Uzay tıbbının babası mı yoksa Dachau kasabı mı?
Paperclip Harekâtı sadece roket mühendislerini değil, korkunç tıbbi deneyler yapan doktorları da kurtardı. "Uzay Tıbbının Babası" olarak anılan ve ABD Hava Kuvvetleri için basınç odalarını, oksijen maskelerini geliştiren Dr. Hubertus Strughold, bu karanlık listenin başındaydı. Teksas'ta saygın bir bilim insanı olarak emekli olan ve adına kütüphaneler kurulan Strughold’un, savaş sırasında Dachau Toplama Kampı’ndaki mahkumlar üzerinde vahşi deneyler yaptığı yıllar sonra ortaya çıktı. Mahkumları buzlu sulara sokarak donma tepkilerini ölçen, basınç odalarında ciğerlerini patlatan bu "doktorlar", elde ettikleri verileri Amerikan havacılığını geliştirmek için kullandılar. ABD ordusu, bu verilerin kaynağının işkence olduğunu bilmesine rağmen, Soğuk Savaş'ta avantaj sağlamak uğruna bu suçları görmezden geldi.

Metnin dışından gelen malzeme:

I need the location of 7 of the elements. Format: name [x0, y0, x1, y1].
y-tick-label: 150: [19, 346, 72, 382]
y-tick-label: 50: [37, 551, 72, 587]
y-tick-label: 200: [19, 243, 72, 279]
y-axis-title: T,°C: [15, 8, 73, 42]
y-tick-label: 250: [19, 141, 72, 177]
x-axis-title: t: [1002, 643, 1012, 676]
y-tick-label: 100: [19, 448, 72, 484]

Soğuk Savaş'ın gölgesinde ahlaki iflas
Toplamda 1.600'den fazla Alman bilim insanı, mühendis ve teknisyen bu operasyonla ABD'ye kaçırıldı. Bu beyin göçü, ABD'ye jet uçaklarını, balistik füzeleri ve Ay yolculuğunu hediye etti; ancak bedeli Amerikan adalet sisteminin ve etik değerlerinin iflası oldu. Yıllar sonra bu dosya açıldığında, operasyonu savunan yetkililerin argümanı değişmemişti: "Eğer biz almasaydık, Sovyetler alacaktı ve dünya çok daha kötü bir yer olacaktı." Tarih, Ay'a ayak basan astronotları alkışlarken, onları oraya taşıyan roketlerin projesinin aslında Hitler'in "İntikam Silahı" (Vergeltungswaffe) olduğunu ve rampanın harcında binlerce köle işçinin kanının bulunduğunu asla unutmadı. Paperclip Harekâtı, bilimin her zaman "ilerleme" anlamına gelmediğinin, bazen de "örtbas" anlamına gelebildiğinin en somut kanıtı olarak arşivlerdeki yerini koruyor.